BrigitsFlame, June - Week 1

Jun 07, 2009 02:46

 
He stands in front of the dilapidated ranch house, staring. His tired blue eyes, surrounded by age spots and deep crows-feet, take in the ruined siding, the gaping hole in the middle of the front porch, the drooping window sills, and the threadbare, old roofing job. The house hadn’t been used in quite some time, according to the yellow tint of the chipped white paint, the shuttered windows and boarded-up front door, and the faded address, of which only a three could be made out, painted on the dented and grime-covered mailbox laid carefully next to the worn porch stairs. Everything about the small, one-story ranch-style screamed weathered and exhausted, haggard with time and wear.
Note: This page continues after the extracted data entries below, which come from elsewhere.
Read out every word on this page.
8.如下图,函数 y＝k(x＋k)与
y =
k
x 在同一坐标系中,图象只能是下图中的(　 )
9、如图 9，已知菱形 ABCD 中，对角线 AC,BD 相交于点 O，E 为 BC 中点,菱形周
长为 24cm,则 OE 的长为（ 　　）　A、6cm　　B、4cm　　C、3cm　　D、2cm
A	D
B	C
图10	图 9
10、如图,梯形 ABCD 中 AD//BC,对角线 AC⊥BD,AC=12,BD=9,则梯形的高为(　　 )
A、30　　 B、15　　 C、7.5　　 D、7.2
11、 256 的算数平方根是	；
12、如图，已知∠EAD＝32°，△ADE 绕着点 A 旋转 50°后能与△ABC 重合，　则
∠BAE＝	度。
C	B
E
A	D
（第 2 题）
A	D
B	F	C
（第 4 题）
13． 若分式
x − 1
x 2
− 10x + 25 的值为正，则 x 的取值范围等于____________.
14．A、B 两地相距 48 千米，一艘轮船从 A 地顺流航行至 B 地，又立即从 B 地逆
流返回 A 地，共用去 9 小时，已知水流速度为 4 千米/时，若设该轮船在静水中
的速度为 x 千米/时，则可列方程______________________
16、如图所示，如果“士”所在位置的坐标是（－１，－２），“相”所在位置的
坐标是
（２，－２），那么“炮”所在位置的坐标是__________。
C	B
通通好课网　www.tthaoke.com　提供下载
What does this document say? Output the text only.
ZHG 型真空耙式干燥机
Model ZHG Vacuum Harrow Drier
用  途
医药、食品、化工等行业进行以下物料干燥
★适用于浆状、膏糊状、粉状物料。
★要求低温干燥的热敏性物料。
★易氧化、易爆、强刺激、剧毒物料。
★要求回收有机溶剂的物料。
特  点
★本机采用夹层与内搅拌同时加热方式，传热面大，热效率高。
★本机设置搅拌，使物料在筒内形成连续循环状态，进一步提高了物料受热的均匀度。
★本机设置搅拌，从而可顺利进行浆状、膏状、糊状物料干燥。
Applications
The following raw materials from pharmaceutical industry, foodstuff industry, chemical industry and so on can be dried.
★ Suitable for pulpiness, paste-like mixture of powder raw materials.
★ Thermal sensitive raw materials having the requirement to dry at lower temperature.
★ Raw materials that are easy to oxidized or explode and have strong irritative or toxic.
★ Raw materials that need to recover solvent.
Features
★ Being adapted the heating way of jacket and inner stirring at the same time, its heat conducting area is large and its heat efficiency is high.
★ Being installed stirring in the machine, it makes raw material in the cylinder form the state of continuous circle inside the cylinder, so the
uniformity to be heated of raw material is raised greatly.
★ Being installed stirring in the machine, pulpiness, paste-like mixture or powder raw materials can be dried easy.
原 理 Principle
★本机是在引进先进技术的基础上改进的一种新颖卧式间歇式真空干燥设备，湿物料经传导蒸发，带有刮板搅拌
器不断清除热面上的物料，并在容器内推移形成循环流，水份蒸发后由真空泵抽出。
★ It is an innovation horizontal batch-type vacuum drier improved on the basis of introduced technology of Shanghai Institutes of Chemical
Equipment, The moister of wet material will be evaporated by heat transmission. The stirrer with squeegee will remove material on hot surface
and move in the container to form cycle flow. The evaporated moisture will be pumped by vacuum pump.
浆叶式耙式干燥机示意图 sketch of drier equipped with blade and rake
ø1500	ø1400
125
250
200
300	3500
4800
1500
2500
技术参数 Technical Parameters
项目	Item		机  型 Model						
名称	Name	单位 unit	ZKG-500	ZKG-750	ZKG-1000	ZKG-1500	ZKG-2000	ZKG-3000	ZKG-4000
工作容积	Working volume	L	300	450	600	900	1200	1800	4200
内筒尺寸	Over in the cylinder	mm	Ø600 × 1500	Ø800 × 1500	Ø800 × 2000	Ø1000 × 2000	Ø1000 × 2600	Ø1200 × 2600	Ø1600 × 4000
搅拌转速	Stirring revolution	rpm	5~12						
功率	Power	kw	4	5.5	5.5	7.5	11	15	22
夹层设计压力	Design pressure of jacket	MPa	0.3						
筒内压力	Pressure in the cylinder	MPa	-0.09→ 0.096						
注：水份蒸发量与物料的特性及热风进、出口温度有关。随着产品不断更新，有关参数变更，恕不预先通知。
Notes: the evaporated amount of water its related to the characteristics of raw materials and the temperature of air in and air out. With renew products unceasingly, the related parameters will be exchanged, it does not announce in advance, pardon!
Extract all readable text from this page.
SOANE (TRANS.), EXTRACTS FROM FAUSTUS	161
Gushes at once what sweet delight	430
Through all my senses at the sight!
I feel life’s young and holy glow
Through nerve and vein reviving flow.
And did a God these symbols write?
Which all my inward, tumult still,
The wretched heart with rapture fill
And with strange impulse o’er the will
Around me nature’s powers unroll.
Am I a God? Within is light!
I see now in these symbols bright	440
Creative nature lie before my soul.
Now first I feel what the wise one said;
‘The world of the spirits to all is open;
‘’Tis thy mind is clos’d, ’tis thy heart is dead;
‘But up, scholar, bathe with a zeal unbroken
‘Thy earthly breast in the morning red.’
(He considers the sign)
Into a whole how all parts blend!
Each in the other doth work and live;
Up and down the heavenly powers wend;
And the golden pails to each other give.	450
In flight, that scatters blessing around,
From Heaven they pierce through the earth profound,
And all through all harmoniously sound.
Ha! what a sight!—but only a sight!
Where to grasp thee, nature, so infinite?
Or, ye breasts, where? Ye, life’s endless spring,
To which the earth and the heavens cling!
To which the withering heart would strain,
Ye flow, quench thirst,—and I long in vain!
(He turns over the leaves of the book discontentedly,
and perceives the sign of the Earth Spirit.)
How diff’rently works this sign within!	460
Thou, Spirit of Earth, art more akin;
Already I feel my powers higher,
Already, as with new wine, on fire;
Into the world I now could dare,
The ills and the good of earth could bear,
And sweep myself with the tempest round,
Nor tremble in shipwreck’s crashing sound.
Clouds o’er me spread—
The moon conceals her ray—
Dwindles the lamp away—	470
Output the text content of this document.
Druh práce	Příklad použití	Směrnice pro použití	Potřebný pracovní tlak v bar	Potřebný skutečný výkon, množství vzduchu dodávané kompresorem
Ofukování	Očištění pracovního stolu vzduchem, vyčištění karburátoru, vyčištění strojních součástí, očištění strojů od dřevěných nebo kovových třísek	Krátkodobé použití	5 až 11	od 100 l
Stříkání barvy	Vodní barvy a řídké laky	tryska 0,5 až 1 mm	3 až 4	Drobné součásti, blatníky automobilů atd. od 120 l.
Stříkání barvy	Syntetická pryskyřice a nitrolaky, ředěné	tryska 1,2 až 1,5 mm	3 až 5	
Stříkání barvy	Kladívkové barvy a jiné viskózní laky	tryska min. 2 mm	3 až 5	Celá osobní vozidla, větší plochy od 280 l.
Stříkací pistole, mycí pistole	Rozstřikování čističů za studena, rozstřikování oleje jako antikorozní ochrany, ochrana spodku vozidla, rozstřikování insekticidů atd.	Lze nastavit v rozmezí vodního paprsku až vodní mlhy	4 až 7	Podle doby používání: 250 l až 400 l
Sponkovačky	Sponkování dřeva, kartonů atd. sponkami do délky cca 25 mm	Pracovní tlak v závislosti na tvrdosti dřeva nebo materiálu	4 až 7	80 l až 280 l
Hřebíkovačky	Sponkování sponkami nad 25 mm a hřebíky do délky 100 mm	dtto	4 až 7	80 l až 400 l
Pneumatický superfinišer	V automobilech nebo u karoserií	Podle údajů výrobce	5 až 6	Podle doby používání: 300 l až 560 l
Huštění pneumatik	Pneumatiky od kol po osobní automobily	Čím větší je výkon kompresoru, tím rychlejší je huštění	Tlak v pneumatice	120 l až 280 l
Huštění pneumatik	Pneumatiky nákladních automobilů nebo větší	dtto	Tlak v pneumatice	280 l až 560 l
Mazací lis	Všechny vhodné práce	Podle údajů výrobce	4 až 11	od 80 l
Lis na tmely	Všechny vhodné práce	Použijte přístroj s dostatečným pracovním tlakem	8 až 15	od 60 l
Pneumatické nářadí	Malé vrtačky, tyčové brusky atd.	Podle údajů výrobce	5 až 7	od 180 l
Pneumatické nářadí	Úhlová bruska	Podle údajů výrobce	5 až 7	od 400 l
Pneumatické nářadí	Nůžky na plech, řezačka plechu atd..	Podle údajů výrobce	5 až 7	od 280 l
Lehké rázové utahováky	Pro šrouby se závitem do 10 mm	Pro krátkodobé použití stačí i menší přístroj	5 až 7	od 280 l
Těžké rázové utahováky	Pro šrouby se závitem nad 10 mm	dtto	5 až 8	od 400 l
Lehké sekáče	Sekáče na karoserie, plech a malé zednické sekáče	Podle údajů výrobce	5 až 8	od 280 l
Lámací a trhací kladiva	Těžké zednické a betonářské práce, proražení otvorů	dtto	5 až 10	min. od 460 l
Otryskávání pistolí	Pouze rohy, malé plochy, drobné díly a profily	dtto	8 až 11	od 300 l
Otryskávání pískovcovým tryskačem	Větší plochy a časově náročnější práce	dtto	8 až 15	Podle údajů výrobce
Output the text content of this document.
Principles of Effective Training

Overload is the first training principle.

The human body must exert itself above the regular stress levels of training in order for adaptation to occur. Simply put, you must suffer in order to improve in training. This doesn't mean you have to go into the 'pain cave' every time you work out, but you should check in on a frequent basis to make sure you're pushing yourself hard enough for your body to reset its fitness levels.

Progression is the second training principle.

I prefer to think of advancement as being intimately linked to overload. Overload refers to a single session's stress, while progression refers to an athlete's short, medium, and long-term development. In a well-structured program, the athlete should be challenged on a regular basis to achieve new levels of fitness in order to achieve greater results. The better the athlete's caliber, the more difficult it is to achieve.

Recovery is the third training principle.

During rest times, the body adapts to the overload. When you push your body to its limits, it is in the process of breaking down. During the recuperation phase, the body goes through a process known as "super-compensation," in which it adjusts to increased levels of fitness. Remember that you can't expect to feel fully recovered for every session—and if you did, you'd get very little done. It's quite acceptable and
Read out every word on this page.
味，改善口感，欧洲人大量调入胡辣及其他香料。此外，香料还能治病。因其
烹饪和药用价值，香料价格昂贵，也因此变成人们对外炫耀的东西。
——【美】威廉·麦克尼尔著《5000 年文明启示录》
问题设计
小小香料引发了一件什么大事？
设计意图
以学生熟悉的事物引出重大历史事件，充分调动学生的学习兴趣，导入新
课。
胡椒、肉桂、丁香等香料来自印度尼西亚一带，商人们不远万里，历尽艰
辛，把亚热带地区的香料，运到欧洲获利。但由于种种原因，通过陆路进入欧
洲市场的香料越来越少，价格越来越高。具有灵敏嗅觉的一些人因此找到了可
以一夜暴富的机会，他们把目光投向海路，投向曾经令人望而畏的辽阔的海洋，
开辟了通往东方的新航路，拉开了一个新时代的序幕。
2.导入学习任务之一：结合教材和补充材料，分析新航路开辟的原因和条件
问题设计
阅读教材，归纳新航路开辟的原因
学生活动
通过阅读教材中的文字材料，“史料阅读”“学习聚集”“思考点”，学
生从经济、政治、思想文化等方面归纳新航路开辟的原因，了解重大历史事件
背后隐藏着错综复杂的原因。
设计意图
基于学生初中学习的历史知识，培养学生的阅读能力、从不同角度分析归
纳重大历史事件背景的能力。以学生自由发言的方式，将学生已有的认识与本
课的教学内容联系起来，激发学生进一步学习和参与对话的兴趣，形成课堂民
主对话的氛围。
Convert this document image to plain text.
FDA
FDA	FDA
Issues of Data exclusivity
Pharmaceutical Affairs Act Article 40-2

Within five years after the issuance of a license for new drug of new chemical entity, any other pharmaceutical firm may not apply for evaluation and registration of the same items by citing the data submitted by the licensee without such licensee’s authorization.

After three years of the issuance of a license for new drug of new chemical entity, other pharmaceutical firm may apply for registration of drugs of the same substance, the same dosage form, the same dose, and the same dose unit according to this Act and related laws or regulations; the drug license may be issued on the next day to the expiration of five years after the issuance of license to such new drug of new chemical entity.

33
He stands there, calloused fingers gripping his hat and leathery, freckled-tan arm shielding his face, and marvels at how the house looks so much like the old place he and Mary used to have.

Look, look there! He swears he can see her, sitting on the porch swing, a sweating pitcher of ice-cold, homemade lemonade ready for him. He would walk up the dirt driveway and hear the kids screaming off somewhere, two playing in the field to the left with Buddy, the others probably off in the mesquite woods. She’d finally acknowledge him with a glare, though she spotted him the minute his truck had been visible down the road about an acre away.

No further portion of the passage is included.